ASF GitHub Bot updated ARROW-11799:
-----------------------------------
    Labels: pull-request-available  (was: )

> [Rust] String and Binary arrays created with incorrect length from unbound iterator
> -----------------------------------------------------------------------------------
>
>                 Key: ARROW-11799
>                 URL: https://issues.apache.org/jira/browse/ARROW-11799
>             Project: Apache Arrow
>          Issue Type: Improvement
>          Components: Rust
>    Affects Versions: 3.0.0
>            Reporter: Yordan Pavlov
>            Assignee: Yordan Pavlov
>            Priority: Major
>              Labels: pull-request-available
>          Time Spent: 10m
>  Remaining Estimate: 0h
>
> While looking for a way to make loading array data from parquet files faster, I stumbled on an edge case where string and binary arrays are created with an incorrect length from an iterator with no upper bound.

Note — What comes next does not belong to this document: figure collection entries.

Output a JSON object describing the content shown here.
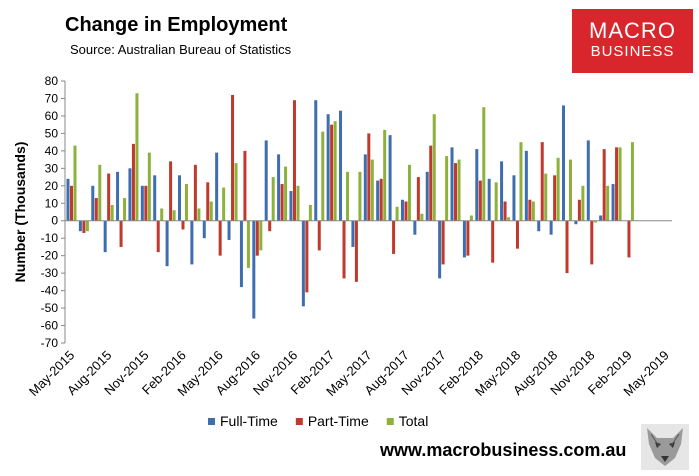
{
  "header": {
    "title": "Change in Employment",
    "subtitle": "Source: Australian Bureau of Statistics"
  },
  "logo": {
    "line1": "MACRO",
    "line2": "BUSINESS",
    "color": "#d9262d"
  },
  "footer": {
    "url": "www.macrobusiness.com.au"
  },
  "chart_data": {
    "type": "bar",
    "ylabel": "Number (Thousands)",
    "ylim": [
      -70,
      80
    ],
    "yticks": [
      80,
      70,
      60,
      50,
      40,
      30,
      20,
      10,
      0,
      -10,
      -20,
      -30,
      -40,
      -50,
      -60,
      -70
    ],
    "grid": false,
    "legend_position": "bottom",
    "categories": [
      "May-2015",
      "Jun-2015",
      "Jul-2015",
      "Aug-2015",
      "Sep-2015",
      "Oct-2015",
      "Nov-2015",
      "Dec-2015",
      "Jan-2016",
      "Feb-2016",
      "Mar-2016",
      "Apr-2016",
      "May-2016",
      "Jun-2016",
      "Jul-2016",
      "Aug-2016",
      "Sep-2016",
      "Oct-2016",
      "Nov-2016",
      "Dec-2016",
      "Jan-2017",
      "Feb-2017",
      "Mar-2017",
      "Apr-2017",
      "May-2017",
      "Jun-2017",
      "Jul-2017",
      "Aug-2017",
      "Sep-2017",
      "Oct-2017",
      "Nov-2017",
      "Dec-2017",
      "Jan-2018",
      "Feb-2018",
      "Mar-2018",
      "Apr-2018",
      "May-2018",
      "Jun-2018",
      "Jul-2018",
      "Aug-2018",
      "Sep-2018",
      "Oct-2018",
      "Nov-2018",
      "Dec-2018",
      "Jan-2019",
      "Feb-2019",
      "Mar-2019",
      "Apr-2019",
      "May-2019"
    ],
    "tick_labels": [
      "May-2015",
      "",
      "",
      "Aug-2015",
      "",
      "",
      "Nov-2015",
      "",
      "",
      "Feb-2016",
      "",
      "",
      "May-2016",
      "",
      "",
      "Aug-2016",
      "",
      "",
      "Nov-2016",
      "",
      "",
      "Feb-2017",
      "",
      "",
      "May-2017",
      "",
      "",
      "Aug-2017",
      "",
      "",
      "Nov-2017",
      "",
      "",
      "Feb-2018",
      "",
      "",
      "May-2018",
      "",
      "",
      "Aug-2018",
      "",
      "",
      "Nov-2018",
      "",
      "",
      "Feb-2019",
      "",
      "",
      "May-2019"
    ],
    "series": [
      {
        "name": "Full-Time",
        "color": "#3e6db0",
        "values": [
          24,
          -6,
          20,
          -18,
          28,
          30,
          20,
          26,
          -26,
          26,
          -25,
          -10,
          39,
          -11,
          -38,
          -56,
          46,
          38,
          17,
          -49,
          69,
          61,
          63,
          -15,
          38,
          23,
          49,
          12,
          -8,
          28,
          -33,
          42,
          -21,
          41,
          24,
          34,
          26,
          40,
          -6,
          -8,
          66,
          -2,
          46,
          3,
          21,
          0,
          0,
          0,
          0
        ]
      },
      {
        "name": "Part-Time",
        "color": "#c0392b",
        "values": [
          20,
          -7,
          13,
          27,
          -15,
          44,
          20,
          -18,
          34,
          -5,
          32,
          22,
          -20,
          72,
          40,
          -20,
          -6,
          21,
          69,
          -41,
          -17,
          55,
          -33,
          -35,
          50,
          24,
          -19,
          11,
          25,
          43,
          -25,
          33,
          -20,
          23,
          -24,
          11,
          -16,
          12,
          45,
          26,
          -30,
          12,
          -25,
          41,
          42,
          -21,
          0,
          0,
          0
        ]
      },
      {
        "name": "Total",
        "color": "#8db23b",
        "values": [
          43,
          -6,
          32,
          9,
          13,
          73,
          39,
          7,
          6,
          21,
          7,
          11,
          19,
          33,
          -27,
          -17,
          25,
          31,
          20,
          9,
          51,
          57,
          28,
          28,
          35,
          52,
          8,
          32,
          4,
          61,
          37,
          35,
          3,
          65,
          22,
          2,
          45,
          11,
          27,
          36,
          35,
          20,
          -1,
          20,
          42,
          45,
          0,
          0,
          0
        ]
      }
    ]
  }
}
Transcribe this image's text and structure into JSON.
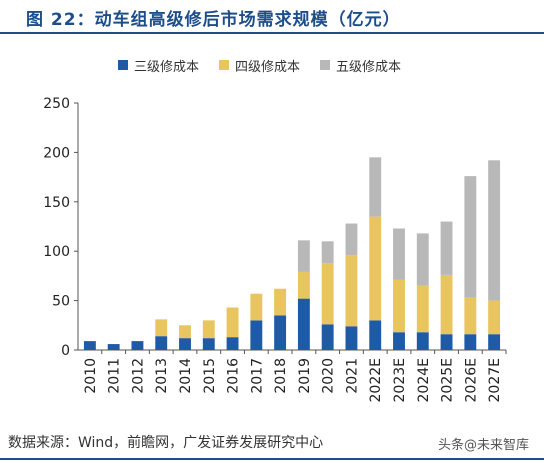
{
  "title": "图 22：动车组高级修后市场需求规模（亿元）",
  "source": "数据来源：Wind，前瞻网，广发证券发展研究中心",
  "watermark": "头条@未来智库",
  "colors": {
    "accent": "#1d4e89",
    "series": [
      "#1f5aa6",
      "#e8c55e",
      "#b8b8b8"
    ]
  },
  "chart_data": {
    "type": "bar",
    "stacked": true,
    "categories": [
      "2010",
      "2011",
      "2012",
      "2013",
      "2014",
      "2015",
      "2016",
      "2017",
      "2018",
      "2019",
      "2020",
      "2021",
      "2022E",
      "2023E",
      "2024E",
      "2025E",
      "2026E",
      "2027E"
    ],
    "series": [
      {
        "name": "三级修成本",
        "values": [
          9,
          6,
          9,
          14,
          12,
          12,
          13,
          30,
          35,
          52,
          26,
          24,
          30,
          18,
          18,
          16,
          16,
          16
        ]
      },
      {
        "name": "四级修成本",
        "values": [
          0,
          0,
          0,
          17,
          13,
          18,
          30,
          27,
          27,
          27,
          62,
          72,
          105,
          53,
          47,
          60,
          37,
          34
        ]
      },
      {
        "name": "五级修成本",
        "values": [
          0,
          0,
          0,
          0,
          0,
          0,
          0,
          0,
          0,
          32,
          22,
          32,
          60,
          52,
          53,
          54,
          123,
          142
        ]
      }
    ],
    "ylim": [
      0,
      250
    ],
    "yticks": [
      0,
      50,
      100,
      150,
      200,
      250
    ],
    "xlabel": "",
    "ylabel": "",
    "legend_position": "top",
    "grid": false
  }
}
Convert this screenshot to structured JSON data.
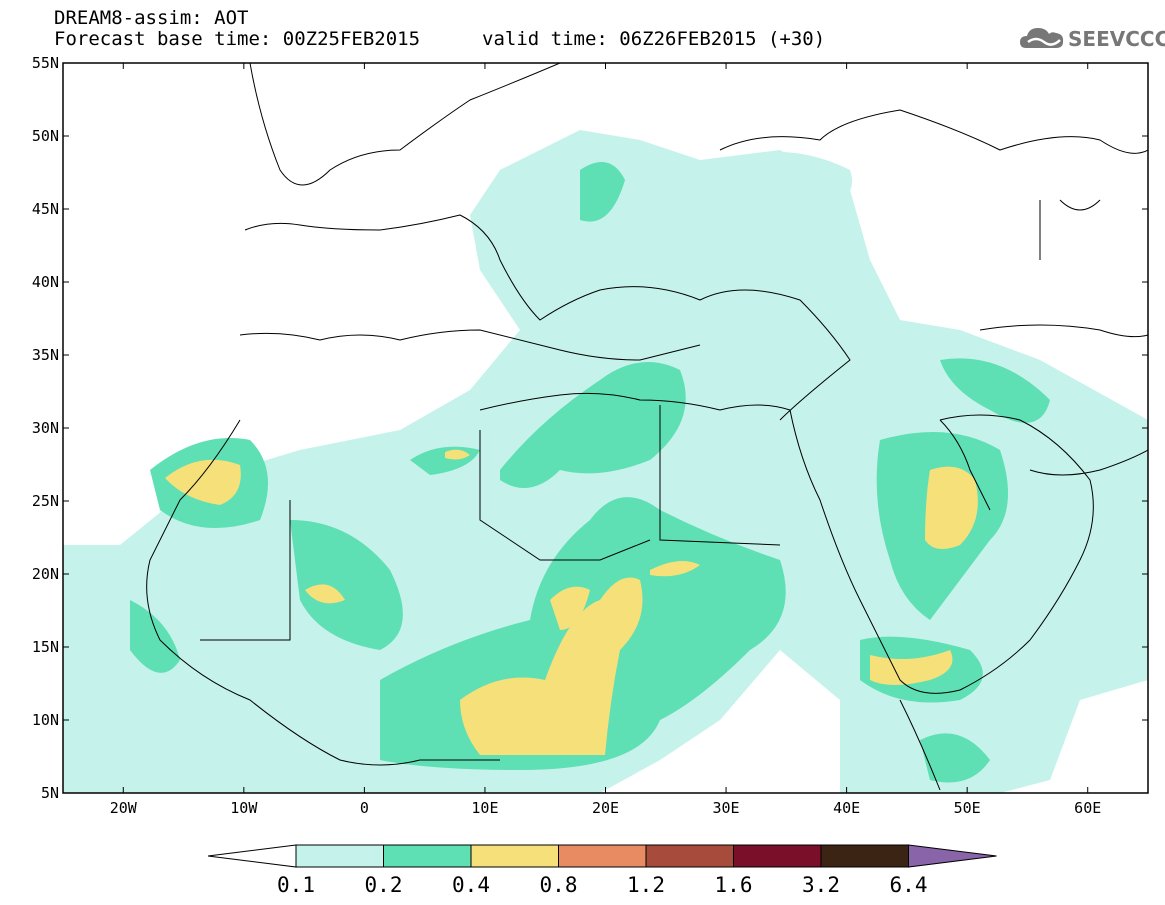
{
  "header": {
    "line1": "DREAM8-assim: AOT",
    "line2": "Forecast base time: 00Z25FEB2015",
    "line2b": "valid time: 06Z26FEB2015 (+30)"
  },
  "logo": {
    "text": "SEEVCCC",
    "icon": "cloud-icon",
    "color": "#777777"
  },
  "map": {
    "lon_range": [
      -25,
      65
    ],
    "lat_range": [
      5,
      55
    ],
    "lat_ticks": [
      "55N",
      "50N",
      "45N",
      "40N",
      "35N",
      "30N",
      "25N",
      "20N",
      "15N",
      "10N",
      "5N"
    ],
    "lon_ticks": [
      "20W",
      "10W",
      "0",
      "10E",
      "20E",
      "30E",
      "40E",
      "50E",
      "60E"
    ],
    "ocean_color": "#ffffff",
    "border_color": "#000000"
  },
  "colorbar": {
    "labels": [
      "0.1",
      "0.2",
      "0.4",
      "0.8",
      "1.2",
      "1.6",
      "3.2",
      "6.4"
    ],
    "colors": [
      "#ffffff",
      "#c5f2ea",
      "#5edfb4",
      "#f5e07a",
      "#e98b62",
      "#a74b3c",
      "#7a0f2a",
      "#3b2414",
      "#8a64a8"
    ]
  }
}
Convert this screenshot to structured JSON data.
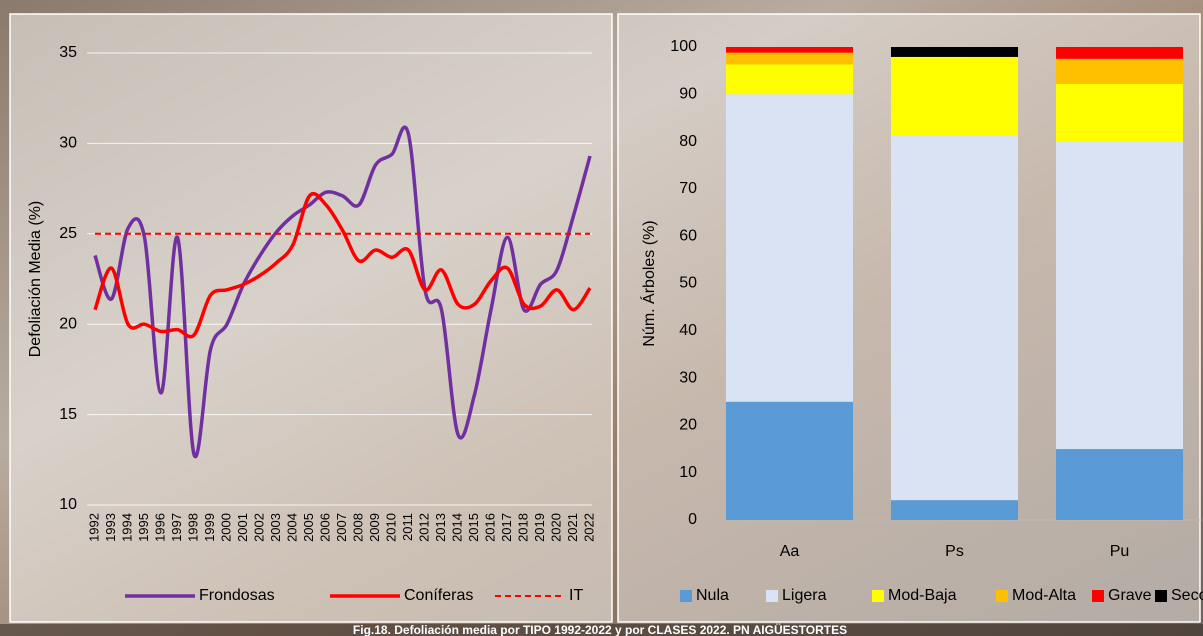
{
  "caption": "Fig.18. Defoliación media por TIPO 1992-2022 y por CLASES 2022. PN AIGÜESTORTES",
  "chart_data": [
    {
      "type": "line",
      "y_label": "Defoliación Media (%)",
      "categories": [
        "1992",
        "1993",
        "1994",
        "1995",
        "1996",
        "1997",
        "1998",
        "1999",
        "2000",
        "2001",
        "2002",
        "2003",
        "2004",
        "2005",
        "2006",
        "2007",
        "2008",
        "2009",
        "2010",
        "2011",
        "2012",
        "2013",
        "2014",
        "2015",
        "2016",
        "2017",
        "2018",
        "2019",
        "2020",
        "2021",
        "2022"
      ],
      "series": [
        {
          "name": "Frondosas",
          "color": "#7030a0",
          "dashed": false,
          "values": [
            23.8,
            21.4,
            25.3,
            24.8,
            16.2,
            24.8,
            12.8,
            18.6,
            20.0,
            22.2,
            23.8,
            25.1,
            26.0,
            26.6,
            27.3,
            27.1,
            26.6,
            28.8,
            29.4,
            30.5,
            21.9,
            20.8,
            13.9,
            16.1,
            20.8,
            24.8,
            20.8,
            22.2,
            23.0,
            26.0,
            29.3
          ]
        },
        {
          "name": "Coníferas",
          "color": "#ff0000",
          "dashed": false,
          "values": [
            20.8,
            23.1,
            20.0,
            20.0,
            19.6,
            19.7,
            19.4,
            21.6,
            21.9,
            22.2,
            22.7,
            23.4,
            24.4,
            27.1,
            26.6,
            25.2,
            23.5,
            24.1,
            23.7,
            24.1,
            21.9,
            23.0,
            21.1,
            21.1,
            22.4,
            23.1,
            21.1,
            21.0,
            21.9,
            20.8,
            22.0
          ]
        },
        {
          "name": "IT",
          "color": "#ff0000",
          "dashed": true,
          "values": [
            25,
            25,
            25,
            25,
            25,
            25,
            25,
            25,
            25,
            25,
            25,
            25,
            25,
            25,
            25,
            25,
            25,
            25,
            25,
            25,
            25,
            25,
            25,
            25,
            25,
            25,
            25,
            25,
            25,
            25,
            25
          ]
        }
      ],
      "ylim": [
        10,
        35
      ],
      "yticks": [
        10,
        15,
        20,
        25,
        30,
        35
      ],
      "grid": true,
      "legend": "bottom"
    },
    {
      "type": "stacked-bar",
      "y_label": "Núm. Árboles (%)",
      "categories": [
        "Aa",
        "Ps",
        "Pu"
      ],
      "series": [
        {
          "name": "Nula",
          "color": "#5b9bd5",
          "values": [
            25,
            4.2,
            15
          ]
        },
        {
          "name": "Ligera",
          "color": "#dae3f3",
          "values": [
            65,
            77,
            65
          ]
        },
        {
          "name": "Mod-Baja",
          "color": "#ffff00",
          "values": [
            6.3,
            16.7,
            12.2
          ]
        },
        {
          "name": "Mod-Alta",
          "color": "#ffc000",
          "values": [
            2.5,
            0,
            5.3
          ]
        },
        {
          "name": "Grave",
          "color": "#ff0000",
          "values": [
            1.2,
            0,
            2.5
          ]
        },
        {
          "name": "Seco",
          "color": "#000000",
          "values": [
            0,
            2.1,
            0
          ]
        }
      ],
      "ylim": [
        0,
        100
      ],
      "yticks": [
        0,
        10,
        20,
        30,
        40,
        50,
        60,
        70,
        80,
        90,
        100
      ],
      "grid": false,
      "legend": "bottom"
    }
  ]
}
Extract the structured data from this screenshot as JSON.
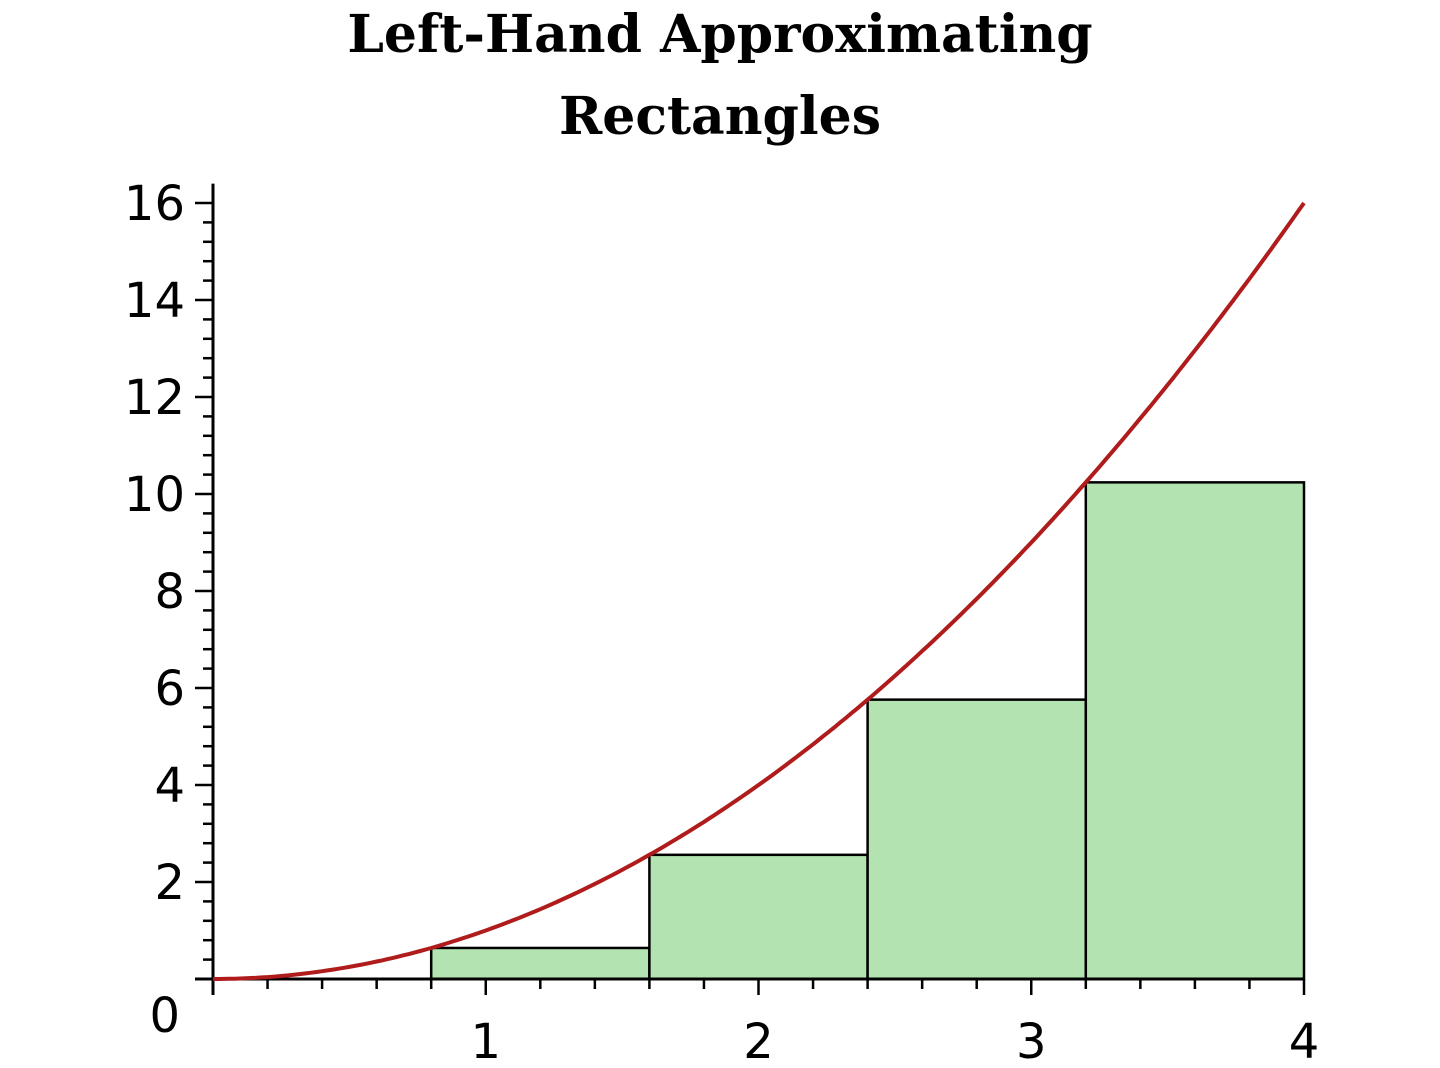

> Here is a simple example:
> ```
>  // iterator that doesn't declare (upper) size bound
>         let string_iter = (0..).scan(0usize, |pos, i| { 
>             if *pos < 10 {
>                 *pos += 1;
>                 Some(Some(format!("value {}", i)))
>             }
>             else {
>                 // actually returns up to 10 values
>                 None
>             }
>         })
>         // limited using take()
>         .take(100);
>         let (lower_size_bound, upper_size_bound) = string_iter.size_hint();
>         assert_eq!(lower_size_bound, 0);
>         // the upper bound, defined by take above, is 100
>         assert_eq!(upper_size_bound, Some(100));
>         let string_array: StringArray = string_iter.collect();
>         // but the actual number of items in the array is 10
>         assert_eq!(string_array.len(), 10);
> ```
> Fortunately this is easy to fix by using the length of the child offset array and I will be creating a PR for this shortly.